Cassian didn’t respond. There was that tension to Lucien again that told him not to ask questions.

“Not a fucking one.” Lucien leaned over further and laid his cheek against the window. “Tamlin always just paid for everything… if Feyre and Rhysand decide they don’t want me living with them anymore, I don’t know what I’ll do.”

“Shit, man,” Cassian said. Lucien’s voice had gone very soft again. “You can always crash at my place.”

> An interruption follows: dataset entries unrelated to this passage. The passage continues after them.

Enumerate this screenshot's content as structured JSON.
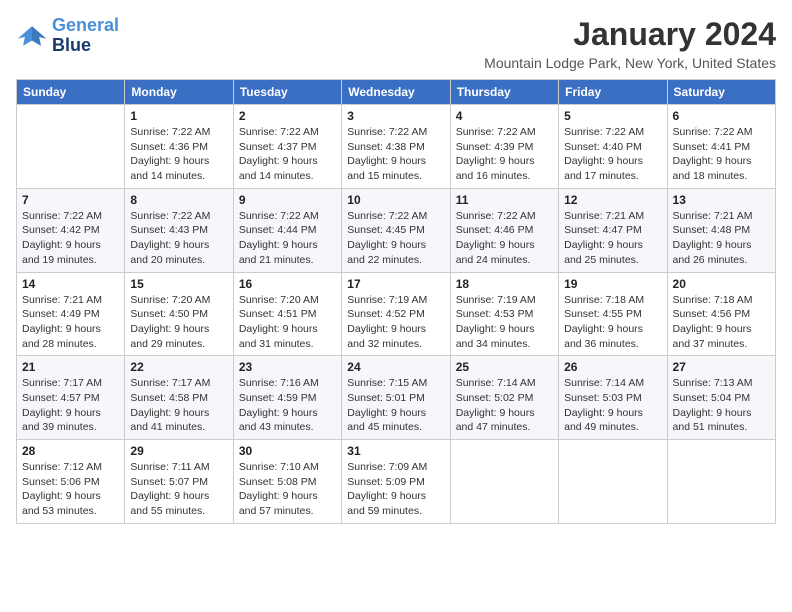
{
  "header": {
    "logo_line1": "General",
    "logo_line2": "Blue",
    "title": "January 2024",
    "location": "Mountain Lodge Park, New York, United States"
  },
  "days_of_week": [
    "Sunday",
    "Monday",
    "Tuesday",
    "Wednesday",
    "Thursday",
    "Friday",
    "Saturday"
  ],
  "weeks": [
    [
      {
        "day": "",
        "sunrise": "",
        "sunset": "",
        "daylight": ""
      },
      {
        "day": "1",
        "sunrise": "Sunrise: 7:22 AM",
        "sunset": "Sunset: 4:36 PM",
        "daylight": "Daylight: 9 hours and 14 minutes."
      },
      {
        "day": "2",
        "sunrise": "Sunrise: 7:22 AM",
        "sunset": "Sunset: 4:37 PM",
        "daylight": "Daylight: 9 hours and 14 minutes."
      },
      {
        "day": "3",
        "sunrise": "Sunrise: 7:22 AM",
        "sunset": "Sunset: 4:38 PM",
        "daylight": "Daylight: 9 hours and 15 minutes."
      },
      {
        "day": "4",
        "sunrise": "Sunrise: 7:22 AM",
        "sunset": "Sunset: 4:39 PM",
        "daylight": "Daylight: 9 hours and 16 minutes."
      },
      {
        "day": "5",
        "sunrise": "Sunrise: 7:22 AM",
        "sunset": "Sunset: 4:40 PM",
        "daylight": "Daylight: 9 hours and 17 minutes."
      },
      {
        "day": "6",
        "sunrise": "Sunrise: 7:22 AM",
        "sunset": "Sunset: 4:41 PM",
        "daylight": "Daylight: 9 hours and 18 minutes."
      }
    ],
    [
      {
        "day": "7",
        "sunrise": "Sunrise: 7:22 AM",
        "sunset": "Sunset: 4:42 PM",
        "daylight": "Daylight: 9 hours and 19 minutes."
      },
      {
        "day": "8",
        "sunrise": "Sunrise: 7:22 AM",
        "sunset": "Sunset: 4:43 PM",
        "daylight": "Daylight: 9 hours and 20 minutes."
      },
      {
        "day": "9",
        "sunrise": "Sunrise: 7:22 AM",
        "sunset": "Sunset: 4:44 PM",
        "daylight": "Daylight: 9 hours and 21 minutes."
      },
      {
        "day": "10",
        "sunrise": "Sunrise: 7:22 AM",
        "sunset": "Sunset: 4:45 PM",
        "daylight": "Daylight: 9 hours and 22 minutes."
      },
      {
        "day": "11",
        "sunrise": "Sunrise: 7:22 AM",
        "sunset": "Sunset: 4:46 PM",
        "daylight": "Daylight: 9 hours and 24 minutes."
      },
      {
        "day": "12",
        "sunrise": "Sunrise: 7:21 AM",
        "sunset": "Sunset: 4:47 PM",
        "daylight": "Daylight: 9 hours and 25 minutes."
      },
      {
        "day": "13",
        "sunrise": "Sunrise: 7:21 AM",
        "sunset": "Sunset: 4:48 PM",
        "daylight": "Daylight: 9 hours and 26 minutes."
      }
    ],
    [
      {
        "day": "14",
        "sunrise": "Sunrise: 7:21 AM",
        "sunset": "Sunset: 4:49 PM",
        "daylight": "Daylight: 9 hours and 28 minutes."
      },
      {
        "day": "15",
        "sunrise": "Sunrise: 7:20 AM",
        "sunset": "Sunset: 4:50 PM",
        "daylight": "Daylight: 9 hours and 29 minutes."
      },
      {
        "day": "16",
        "sunrise": "Sunrise: 7:20 AM",
        "sunset": "Sunset: 4:51 PM",
        "daylight": "Daylight: 9 hours and 31 minutes."
      },
      {
        "day": "17",
        "sunrise": "Sunrise: 7:19 AM",
        "sunset": "Sunset: 4:52 PM",
        "daylight": "Daylight: 9 hours and 32 minutes."
      },
      {
        "day": "18",
        "sunrise": "Sunrise: 7:19 AM",
        "sunset": "Sunset: 4:53 PM",
        "daylight": "Daylight: 9 hours and 34 minutes."
      },
      {
        "day": "19",
        "sunrise": "Sunrise: 7:18 AM",
        "sunset": "Sunset: 4:55 PM",
        "daylight": "Daylight: 9 hours and 36 minutes."
      },
      {
        "day": "20",
        "sunrise": "Sunrise: 7:18 AM",
        "sunset": "Sunset: 4:56 PM",
        "daylight": "Daylight: 9 hours and 37 minutes."
      }
    ],
    [
      {
        "day": "21",
        "sunrise": "Sunrise: 7:17 AM",
        "sunset": "Sunset: 4:57 PM",
        "daylight": "Daylight: 9 hours and 39 minutes."
      },
      {
        "day": "22",
        "sunrise": "Sunrise: 7:17 AM",
        "sunset": "Sunset: 4:58 PM",
        "daylight": "Daylight: 9 hours and 41 minutes."
      },
      {
        "day": "23",
        "sunrise": "Sunrise: 7:16 AM",
        "sunset": "Sunset: 4:59 PM",
        "daylight": "Daylight: 9 hours and 43 minutes."
      },
      {
        "day": "24",
        "sunrise": "Sunrise: 7:15 AM",
        "sunset": "Sunset: 5:01 PM",
        "daylight": "Daylight: 9 hours and 45 minutes."
      },
      {
        "day": "25",
        "sunrise": "Sunrise: 7:14 AM",
        "sunset": "Sunset: 5:02 PM",
        "daylight": "Daylight: 9 hours and 47 minutes."
      },
      {
        "day": "26",
        "sunrise": "Sunrise: 7:14 AM",
        "sunset": "Sunset: 5:03 PM",
        "daylight": "Daylight: 9 hours and 49 minutes."
      },
      {
        "day": "27",
        "sunrise": "Sunrise: 7:13 AM",
        "sunset": "Sunset: 5:04 PM",
        "daylight": "Daylight: 9 hours and 51 minutes."
      }
    ],
    [
      {
        "day": "28",
        "sunrise": "Sunrise: 7:12 AM",
        "sunset": "Sunset: 5:06 PM",
        "daylight": "Daylight: 9 hours and 53 minutes."
      },
      {
        "day": "29",
        "sunrise": "Sunrise: 7:11 AM",
        "sunset": "Sunset: 5:07 PM",
        "daylight": "Daylight: 9 hours and 55 minutes."
      },
      {
        "day": "30",
        "sunrise": "Sunrise: 7:10 AM",
        "sunset": "Sunset: 5:08 PM",
        "daylight": "Daylight: 9 hours and 57 minutes."
      },
      {
        "day": "31",
        "sunrise": "Sunrise: 7:09 AM",
        "sunset": "Sunset: 5:09 PM",
        "daylight": "Daylight: 9 hours and 59 minutes."
      },
      {
        "day": "",
        "sunrise": "",
        "sunset": "",
        "daylight": ""
      },
      {
        "day": "",
        "sunrise": "",
        "sunset": "",
        "daylight": ""
      },
      {
        "day": "",
        "sunrise": "",
        "sunset": "",
        "daylight": ""
      }
    ]
  ]
}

“Thanks,” Lucien said. “I just… God. I hate him.”

“Tamlin?” Cassian asked.

Lucien didn’t respond. “Here,” he said. “Exit here…”

Cassian shifted gears as he headed in the direction Lucien indicated. He waited for Lucien to resume, but he didn’t, just continued giving directions.

 

“We’re here.”

Cassian looked at the sign:  _St. Joseph Medical Center_. Then he looked at Lucien. The other man’s back was hunched, and he was steadfastly not looking at Cassian. Or getting out of the car.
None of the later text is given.